Ab 2015 hat der Bezirk Ngawa Geldmittel in Höhe von insgesamt 21,222 Millionen Yuan (rund 2,84 Millionen Euro) zusammengebracht und damit 255 Gesundheits- und Rehabilitationsabteilungen unterschiedlicher Ebenen neu gebaut oder renoviert. Überdies haben sie 7575 medizinische Geräte angeschafft und über 3000 Personen der Bereiche Medizin und Rehabilitation ausgebildet.
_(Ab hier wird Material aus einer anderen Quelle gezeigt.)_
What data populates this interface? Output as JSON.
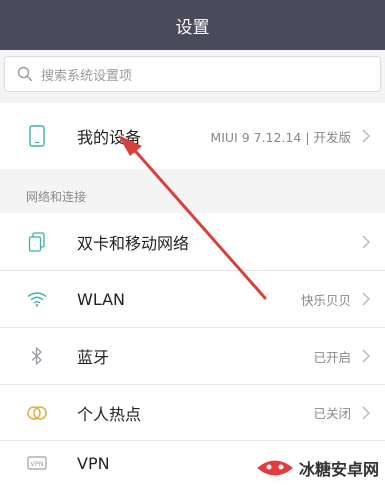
{
  "header": {
    "title": "设置"
  },
  "search": {
    "placeholder": "搜索系统设置项"
  },
  "device_row": {
    "label": "我的设备",
    "value": "MIUI 9 7.12.14 | 开发版",
    "icon": "phone-icon"
  },
  "section_network": {
    "title": "网络和连接"
  },
  "network_rows": [
    {
      "label": "双卡和移动网络",
      "value": "",
      "icon": "sim-cards-icon"
    },
    {
      "label": "WLAN",
      "value": "快乐贝贝",
      "icon": "wifi-icon"
    },
    {
      "label": "蓝牙",
      "value": "已开启",
      "icon": "bluetooth-icon"
    },
    {
      "label": "个人热点",
      "value": "已关闭",
      "icon": "hotspot-icon"
    },
    {
      "label": "VPN",
      "value": "",
      "icon": "vpn-icon"
    }
  ],
  "watermark": {
    "text": "冰糖安卓网"
  },
  "colors": {
    "titlebar": "#4a4a5a",
    "accent_icon": "#3bb3a8",
    "arrow": "#d9403a"
  }
}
Im Dorf Jiying der Gemeinde Dawei des Kreises Xiaojin im Bezirk Ngawa hat die Bewohnerin Xinghua YANG bei der Abrechnung nach der stationären Behandlung im Gesundheitszentrum der Gemeinde am 19. April erstaunt entdeckt, dass sie für die einwöchige Behandlung einschließlich Infusion, Arzneien usw. nur gut 100 Yuan (rund 13,30 Euro) zahlen muss.

“Dieses Jahr haben wir den Anteil der Rückerstattungen wiederum angepasst. Wenn letztes Jahr 70 bis 80 % der Kosten zurückerstattet wurden, dann werden dieses Jahr über 90 % zurückerstattet. Dadurch hat die Bevölkerung weniger finanziellen Druck beim Arztbesuch”, sagte Qiu YANG, Krankenschwester des Gesundheitszentrums.

Xinghua YANG, die vor 20 Jahren hierher geheiratet hat, hat die Veränderungen der hiesigen medizinischen Bedingungen miterlebt. “Früher mussten wir, die in Nomadengebieten wohnen, im Großen und Ganzen zu Fuß gehen oder reiten, wenn wir zum Arzt gingen. Unterwegs mussten wir viel Zeit investieren und das war gefährlich bei akuten Krankheiten. Nun sind die Verkehrsanbindungen verbessert und von meinem Zuhause bis zum Gesundheitszentrum der Gemeinde braucht man nur etwas mehr als 10 Minuten.

Alle Bemühungen dienen nur einem Ziel: die breite nomadische Bevölkerung kann binnen kürzester Zeit einen Arzt aufsuchen.